- Born: 27 July 2002 (age 24) Christchurch, New Zealand
- Height: 159 cm (5 ft 3 in)

Gymnastics career
- Discipline: Women's artistic gymnastics
- Country represented: New Zealand;
- Club: Christchurch School of Gymnastics
- Head coaches: Terry and Tamara Walker

= Stella Ashcroft =

New Zealand artistic gymnast (born 2002)

Stella Ashcroft (born 27 July 2002) is a New Zealand former artistic gymnast. She competed at the 2018 Commonwealth Games and finished 13th in the all-around final. At the junior level, she won a bronze medal on the vault at the 2016 Pacific Rim Championships and won three medals at the 2016 Junior Commonwealth Championships.

== Gymnastics career ==
=== Junior ===
Ashcroft made her international debut at the 2016 Pacific Rim Championships, and she won the bronze medal on the vault in the junior division.
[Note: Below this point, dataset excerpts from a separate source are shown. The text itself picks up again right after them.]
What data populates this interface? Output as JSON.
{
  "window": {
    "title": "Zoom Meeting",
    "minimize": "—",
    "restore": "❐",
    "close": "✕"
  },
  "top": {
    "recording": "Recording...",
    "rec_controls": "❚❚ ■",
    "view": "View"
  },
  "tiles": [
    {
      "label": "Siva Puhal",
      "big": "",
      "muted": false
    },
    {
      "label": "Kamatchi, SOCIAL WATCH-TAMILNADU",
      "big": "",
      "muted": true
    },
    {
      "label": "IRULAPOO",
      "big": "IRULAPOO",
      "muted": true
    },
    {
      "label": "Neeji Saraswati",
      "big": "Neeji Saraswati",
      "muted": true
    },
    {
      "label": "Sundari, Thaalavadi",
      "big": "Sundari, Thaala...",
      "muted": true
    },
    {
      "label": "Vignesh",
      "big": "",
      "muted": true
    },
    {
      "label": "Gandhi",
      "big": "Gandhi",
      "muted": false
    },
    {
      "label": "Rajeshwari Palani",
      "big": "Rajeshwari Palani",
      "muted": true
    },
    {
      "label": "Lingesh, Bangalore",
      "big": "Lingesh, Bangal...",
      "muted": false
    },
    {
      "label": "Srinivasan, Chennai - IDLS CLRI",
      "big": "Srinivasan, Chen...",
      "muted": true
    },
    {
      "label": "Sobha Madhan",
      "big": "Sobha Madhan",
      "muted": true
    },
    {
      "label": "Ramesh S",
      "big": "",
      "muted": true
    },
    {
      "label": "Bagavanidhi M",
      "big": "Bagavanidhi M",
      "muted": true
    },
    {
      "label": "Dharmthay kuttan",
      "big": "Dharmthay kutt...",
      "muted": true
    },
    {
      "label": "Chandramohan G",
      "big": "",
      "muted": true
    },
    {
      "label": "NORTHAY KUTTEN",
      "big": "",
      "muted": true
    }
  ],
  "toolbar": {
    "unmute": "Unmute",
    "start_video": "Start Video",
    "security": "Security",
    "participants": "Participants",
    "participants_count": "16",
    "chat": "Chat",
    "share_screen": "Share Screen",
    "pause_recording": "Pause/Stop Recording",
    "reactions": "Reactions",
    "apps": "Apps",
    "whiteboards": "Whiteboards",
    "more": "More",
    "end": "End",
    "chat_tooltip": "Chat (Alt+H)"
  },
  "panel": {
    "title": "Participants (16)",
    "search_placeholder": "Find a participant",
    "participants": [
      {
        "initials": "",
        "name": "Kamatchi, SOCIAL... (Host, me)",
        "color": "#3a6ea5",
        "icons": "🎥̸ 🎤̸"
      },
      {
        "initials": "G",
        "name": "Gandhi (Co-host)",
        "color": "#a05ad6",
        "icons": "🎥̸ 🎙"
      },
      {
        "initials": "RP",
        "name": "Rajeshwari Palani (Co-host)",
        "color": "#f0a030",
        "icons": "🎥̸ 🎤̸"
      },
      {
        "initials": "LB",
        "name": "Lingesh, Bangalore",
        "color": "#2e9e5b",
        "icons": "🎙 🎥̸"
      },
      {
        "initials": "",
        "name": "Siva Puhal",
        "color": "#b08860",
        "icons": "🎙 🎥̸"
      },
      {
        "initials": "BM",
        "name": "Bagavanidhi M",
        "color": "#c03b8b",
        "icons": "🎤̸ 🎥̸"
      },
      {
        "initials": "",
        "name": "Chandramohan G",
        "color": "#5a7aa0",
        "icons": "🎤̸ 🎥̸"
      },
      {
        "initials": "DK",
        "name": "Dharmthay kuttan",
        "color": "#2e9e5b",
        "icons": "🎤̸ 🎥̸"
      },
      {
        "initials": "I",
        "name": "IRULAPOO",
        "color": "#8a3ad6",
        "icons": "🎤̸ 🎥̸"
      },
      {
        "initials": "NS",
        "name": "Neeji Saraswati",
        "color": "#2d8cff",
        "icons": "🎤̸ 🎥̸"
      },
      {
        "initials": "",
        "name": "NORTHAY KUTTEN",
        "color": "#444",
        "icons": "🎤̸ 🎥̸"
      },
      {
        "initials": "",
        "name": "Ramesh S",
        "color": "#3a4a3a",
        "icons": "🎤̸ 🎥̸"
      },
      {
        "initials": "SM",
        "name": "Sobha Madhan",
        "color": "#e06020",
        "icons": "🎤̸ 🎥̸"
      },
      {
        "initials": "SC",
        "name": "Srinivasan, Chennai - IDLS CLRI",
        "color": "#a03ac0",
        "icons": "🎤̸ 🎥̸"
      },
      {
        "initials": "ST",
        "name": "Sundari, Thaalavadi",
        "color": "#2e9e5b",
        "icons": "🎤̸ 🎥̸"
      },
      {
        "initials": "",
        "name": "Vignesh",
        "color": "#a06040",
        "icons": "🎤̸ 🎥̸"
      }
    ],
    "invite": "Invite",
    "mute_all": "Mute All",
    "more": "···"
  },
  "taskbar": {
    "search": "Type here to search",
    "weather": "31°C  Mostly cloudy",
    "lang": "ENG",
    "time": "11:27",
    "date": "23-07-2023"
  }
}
At the 2016 New Zealand Championships, she swept the gold medals in the all-around and all four event finals in the junior competition. She helped the New Zealand team win the bronze medal at the 2016 Junior Commonwealth Gymnastics Championships in Namibia. Individually, she won the gold medal in the balance beam final and the silver medal in the floor exercise final. She finished 10th in the junior all-around at the 2017 WOGA Classic.

=== Senior ===
In 2018, Ashcroft received a New Zealand Racing Board Scholarship. That year, she became age-eligible for senior competitions. She was selected to make her senior debut at the 2018 Melbourne World Cup. There, she qualified for the balance beam final and finished seventh. She was selected to represent New Zealand at the 2018 Commonwealth Games as the only female artistic gymnast on the team. She finished 14th in the all-around during the qualification round and advanced to the final, and she was the second reserve for the balance beam final. She ultimately finished 13th in the all-around final. The Commonwealth Games were the final competition of her gymnastics career.